The glimmer effect

I’m skeptical of people who say they love traveling. I think they must associate travel with sightseeing: the white sand beaches in the Caribbean; the leaning tower of Pisa and the bulging fistfuls of pizza; the Eiffel Tower selfie complete with a freshly bought beret. These people have become victims of the glimmer effect: they remember only the highlights of their time abroad, not travel–their journey from one place to another.

Travel is brutal. In order to ensure ample time to check-in and get through security, you must arrive two hours before the scheduled take-off. You check in, then strip in the middle of a crowded airport–no belt, no jacket, no shoes–and proceed to a 360° scanner that everyone is pretty sure takes nude photos. Grab your bag, check to make sure nothing has been stolen, then realize you’re hungry. You make your way to the gate, stopping on your way to overpay for a crappy sandwich, bagel, burger; you eat it with distaste in a teeny, ripped airport chair in front of your gate. (That sandwich, bagel, burger has a 75% chance of giving you indigestion later.)

And you wait. If you are me, you wait and wait until your flight should have boarded thirty minutes ago. This isn’t much of a concern because boarding delays are one of the airport’s only consistencies, but then an announcement comes over the intercom saying the flight to JFK is delayed. You try not to panic, though you have to catch a connection to Moscow; you know you have a few hours between flights.

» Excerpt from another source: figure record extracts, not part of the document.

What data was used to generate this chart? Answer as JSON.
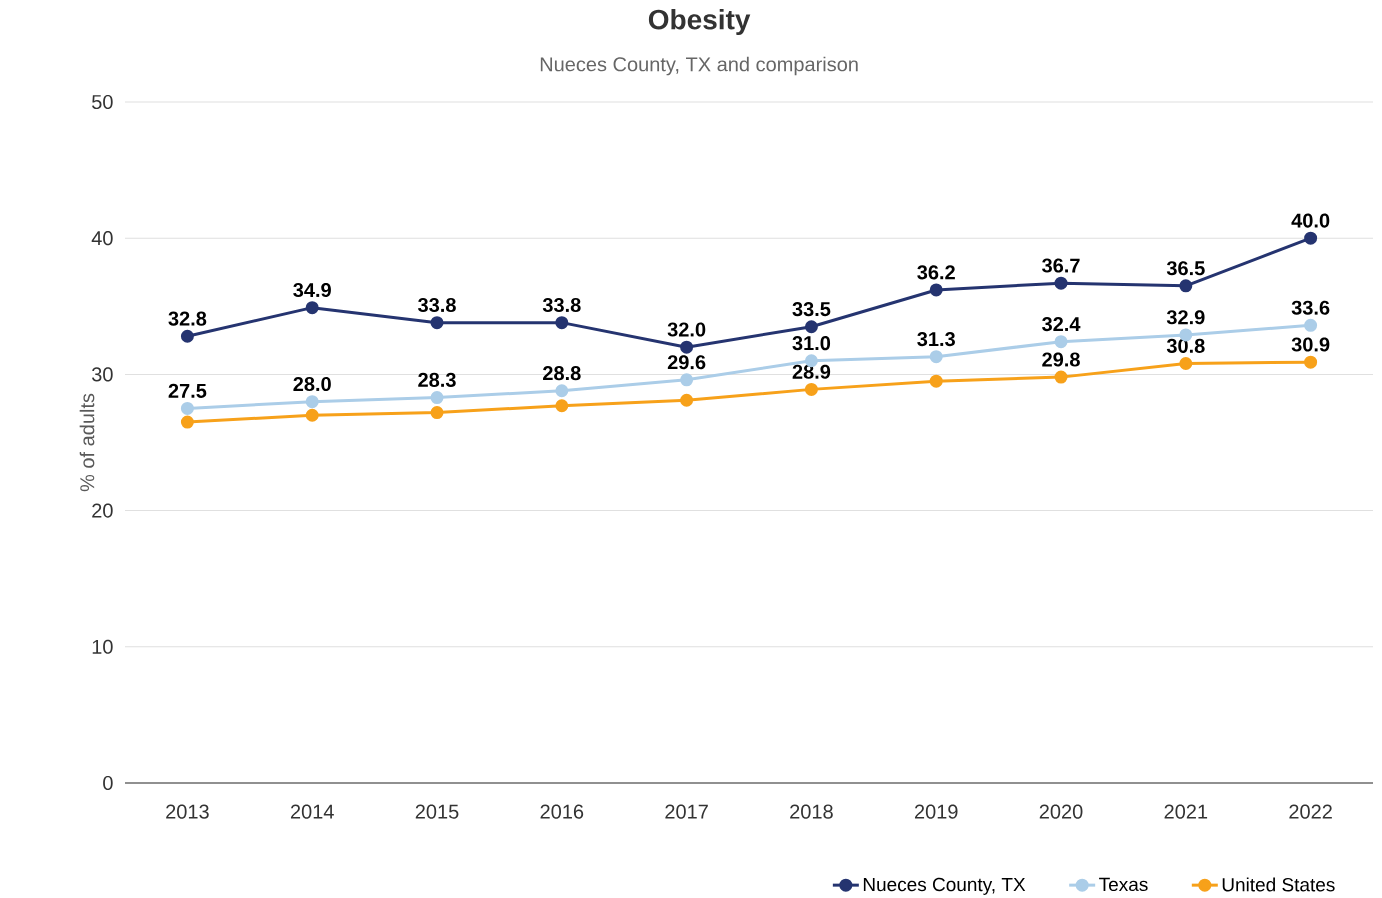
{
  "chart_data": {
    "type": "line",
    "title": "Obesity",
    "subtitle": "Nueces County, TX and comparison",
    "ylabel": "% of adults",
    "categories": [
      "2013",
      "2014",
      "2015",
      "2016",
      "2017",
      "2018",
      "2019",
      "2020",
      "2021",
      "2022"
    ],
    "series": [
      {
        "name": "Nueces County, TX",
        "color": "#253470",
        "values": [
          32.8,
          34.9,
          33.8,
          33.8,
          32.0,
          33.5,
          36.2,
          36.7,
          36.5,
          40.0
        ],
        "value_labels": [
          "32.8",
          "34.9",
          "33.8",
          "33.8",
          "32.0",
          "33.5",
          "36.2",
          "36.7",
          "36.5",
          "40.0"
        ]
      },
      {
        "name": "Texas",
        "color": "#abcde8",
        "values": [
          27.5,
          28.0,
          28.3,
          28.8,
          29.6,
          31.0,
          31.3,
          32.4,
          32.9,
          33.6
        ],
        "value_labels": [
          "27.5",
          "28.0",
          "28.3",
          "28.8",
          "29.6",
          "31.0",
          "31.3",
          "32.4",
          "32.9",
          "33.6"
        ]
      },
      {
        "name": "United States",
        "color": "#f7a11a",
        "values": [
          26.5,
          27.0,
          27.2,
          27.7,
          28.1,
          28.9,
          29.5,
          29.8,
          30.8,
          30.9
        ],
        "value_labels": [
          null,
          null,
          null,
          null,
          null,
          "28.9",
          null,
          "29.8",
          "30.8",
          "30.9"
        ]
      }
    ],
    "ylim": [
      0,
      50
    ],
    "yticks": [
      0,
      10,
      20,
      30,
      40,
      50
    ],
    "grid": "y",
    "legend": "bottom right",
    "marker": "circle",
    "line_style": "solid"
  }
}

But then you are delayed again. And again.

“Sorry, passengers, there has been a slight inconvenience with flight DL499 to JFK Airport. The flight is not scheduled to depart until 4:30 which would not put passengers into New York until about 6 o’clock PM. This does create problems for those with connections to Prague, Moscow–“

Here you stop breathing for a second.

“Please feel free to consult our help desk.”

Your mom is already at the desk, frantic for the fate of her Unaccompanied Minor, and you shuffle behind, clutching a fistful of tissues because, of course, this is the week you had to get sick.

Help desk: not helpful. It takes them 20 minutes to insist there is nothing they can do for us but reschedule your flight–for two days later. You acquiesce because you are angry, sick, and want to go home. They book the flight for you without adding any amenities whatsoever.

But you’re not done. Go collect your bag just to find it’s not there yet. You are often a pity drink by the staff–free warm soda–then wait another half-hour to pick up your almost-overweight bag. By this time, the afternoon is almost over; you have wasted a whole day in the airport.

Departure: Take Two.

Same bag check. Same security-stripping. Same crummy food. This time, your first flight takes off without major hiccups (though it still does not board at the time indicated on the ticket).

Enter JFK. Bus to new terminal. Strip again for another round of security. Proceed to gate to find your flight delayed. Groan. You wait an additional hour and a half and then board. The waiting continues, however, as you have nine cramped hours ahead of you.

You land, in one piece but barely. So concludes the travel. Brutal, yes, but necessary. Those who claim to love travel experience the same mishaps, yet when we land and see that leaning tower of Pisa or hug a family member we haven’t seen in years, the world just…glimmers.

And we forget. All we see is that perfect photo-op, the smile of that family member–the glimmer effect is complete.